Why this prologue? Because my recommendation today is unusual. A picture book for grades 5-9 (NOT ages 5-9!). So if you're looking for something for the little ones, this isn't for you, but it is definitely a book for anyone interested in the history of children's books.
TITLE: Randolph Caldecott -The Man Who Could Not Stop Drawing
AUTHOR/ILLUSTRATOR: Leonard S. Marcus
|from Macmillan Publishers|
Publisher: Frances Foster Books, FS&G, 2013
Intended Age: 10-14
Themes: NONFICTION, Illustration
Opening lines: "Two swans at the water's edge trade bewildered glances when they notice a little frog poking his head out of the river. The frog is clutching a paper--a letter it would seem--which he reads with a look of total absorption."
Synopsis: The biography of "the father of the modern picture book" (from the front flap copy).
What I like about this book: As a picture book writer and enthusiast, I knew that Randolph Caldecott was an illustrator. I knew that we honor the best illustrators in the field each year with a medal given in his name. But I didn't know a whole lot more. This book is an "old school" comprehensive biography.
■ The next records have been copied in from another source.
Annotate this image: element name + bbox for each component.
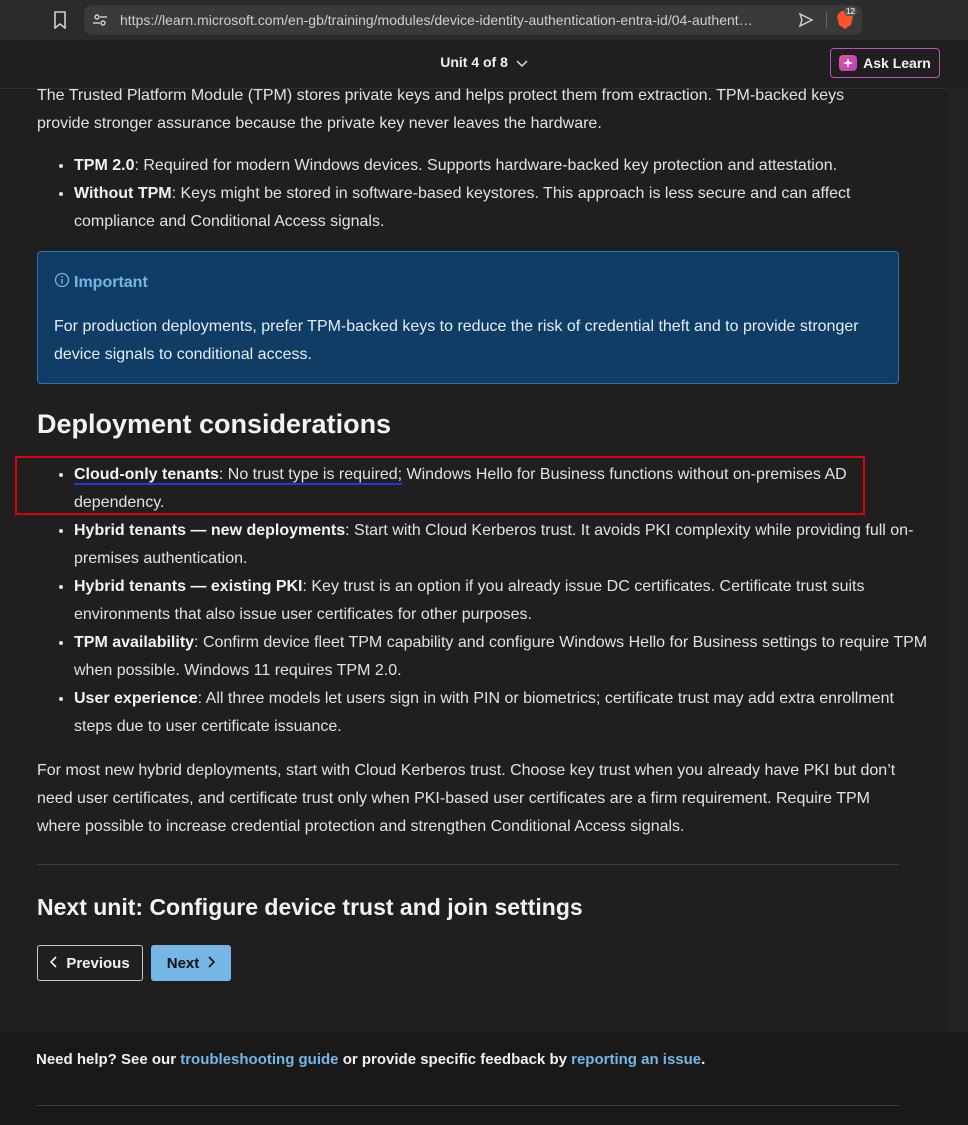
- bookmark-icon[interactable]: [50, 9, 70, 31]
- url-text[interactable]: https://learn.microsoft.com/en-gb/traini…: [120, 12, 770, 28]
- sparkle-chat-icon: [839, 55, 858, 71]
- url-divider: [826, 12, 827, 28]
- underlined-phrase: Cloud-only tenants: No trust type is req…: [74, 466, 402, 483]
- list-item-term: TPM availability: [74, 634, 195, 651]
- site-settings-icon[interactable]: [92, 12, 108, 28]
- ask-learn-label: Ask Learn: [863, 55, 931, 71]
- browser-toolbar: https://learn.microsoft.com/en-gb/traini…: [0, 0, 968, 40]
- list-item-term: Hybrid tenants — existing PKI: [74, 578, 303, 595]
- help-footer: Need help? See our troubleshooting guide…: [0, 1032, 968, 1125]
- shields-count-badge: 12: [844, 7, 857, 16]
- chevron-left-icon: [50, 955, 58, 972]
- unit-label: Unit 4 of 8: [440, 54, 508, 70]
- list-item-term: Cloud-only tenants: [74, 466, 219, 483]
- important-callout: Important For production deployments, pr…: [37, 251, 899, 384]
- help-middle: or provide specific feedback by: [338, 1051, 572, 1068]
- unit-selector[interactable]: Unit 4 of 8: [0, 54, 968, 71]
- list-item: Without TPM: Keys might be stored in sof…: [74, 180, 899, 236]
- list-item-text: : Confirm device fleet TPM capability an…: [74, 634, 928, 679]
- help-text: Need help? See our troubleshooting guide…: [36, 1051, 705, 1068]
- list-item-text: : Keys might be stored in software-based…: [74, 185, 851, 230]
- divider: [37, 864, 899, 865]
- footer-divider: [36, 1105, 900, 1106]
- important-title-text: Important: [74, 273, 148, 291]
- list-item: Cloud-only tenants: No trust type is req…: [74, 461, 936, 517]
- list-item-underlined-text: : No trust type is required;: [218, 466, 403, 483]
- tpm-list: TPM 2.0: Required for modern Windows dev…: [37, 152, 899, 236]
- list-item: TPM 2.0: Required for modern Windows dev…: [74, 152, 899, 180]
- next-button[interactable]: Next: [151, 945, 231, 981]
- list-item: User experience: All three models let us…: [74, 685, 936, 741]
- address-bar[interactable]: https://learn.microsoft.com/en-gb/traini…: [84, 5, 862, 35]
- troubleshooting-guide-link[interactable]: troubleshooting guide: [180, 1051, 338, 1068]
- share-icon[interactable]: [798, 12, 814, 28]
- summary-paragraph: For most new hybrid deployments, start w…: [37, 762, 896, 835]
- list-item-text: : All three models let users sign in wit…: [74, 690, 894, 735]
- tpm-intro-paragraph: The Trusted Platform Module (TPM) stores…: [37, 87, 845, 132]
- deployment-heading: Deployment considerations: [37, 409, 392, 439]
- list-item: Hybrid tenants — new deployments: Start …: [74, 517, 936, 573]
- scrollbar[interactable]: [948, 88, 968, 1032]
- help-prefix: Need help? See our: [36, 1051, 181, 1068]
- list-item: TPM availability: Confirm device fleet T…: [74, 629, 936, 685]
- list-item-term: Without TPM: [74, 185, 172, 202]
- important-title: Important: [54, 272, 148, 293]
- help-suffix: .: [701, 1051, 706, 1068]
- list-item-term: Hybrid tenants — new deployments: [74, 522, 346, 539]
- ask-learn-button[interactable]: Ask Learn: [830, 48, 940, 78]
- next-unit-heading: Next unit: Configure device trust and jo…: [37, 894, 583, 920]
- list-item-text: : Required for modern Windows devices. S…: [134, 157, 838, 174]
- chevron-down-icon: [516, 55, 528, 71]
- previous-label: Previous: [66, 954, 130, 972]
- list-item-term: User experience: [74, 690, 198, 707]
- next-label: Next: [166, 954, 200, 972]
- list-item-term: TPM 2.0: [74, 157, 135, 174]
- previous-button[interactable]: Previous: [37, 945, 143, 981]
- main-content: The Trusted Platform Module (TPM) stores…: [15, 82, 927, 981]
- important-text: For production deployments, prefer TPM-b…: [54, 318, 859, 363]
- deployment-list: Cloud-only tenants: No trust type is req…: [37, 461, 936, 741]
- report-issue-link[interactable]: reporting an issue: [571, 1051, 701, 1068]
- chevron-right-icon: [207, 955, 216, 972]
- list-item: Hybrid tenants — existing PKI: Key trust…: [74, 573, 936, 629]
- info-icon: [54, 272, 70, 293]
A birth to death look at a man that accomplished volumes of work in the 39 years he lived. I connected with the fact that Caldecott started in one career--deemed to be a safe way to earn money--and found himself drawn to the second career that he loved.
Reading the book I learned WHY Caldecott is viewed as the father of the modern picture book. He wasn't the first to illustrate books for children, but his focus on active rather than static illustrations, and the idea that illustrations could, and should, add to the text were revolutionary for the 1800's. The book is text dense, as you would expect a book for grades 5-9 to be.
|Balance of text and illustration|
- Macmillan Publishers provides a peek inside the book here.
- Make a list of the Caldecott medal winners. How many have you read?
- Treasure hunt! Look carefully at a picture book. How many things can you find in the illustrations that aren't mentioned in the text?
- If you're interested in reading more picture books on the subject of art and creativity, I found a wonderful list of children's fiction and nonfiction compiled on this subject by the Art Institute of Chicago.
- Try your hand at drawing something in motion. (It's in motion, not you! Although interestingly the book notes that part of Caldecott's style was developed by drawing on a moving train as he traveled from Manchester to London, England!)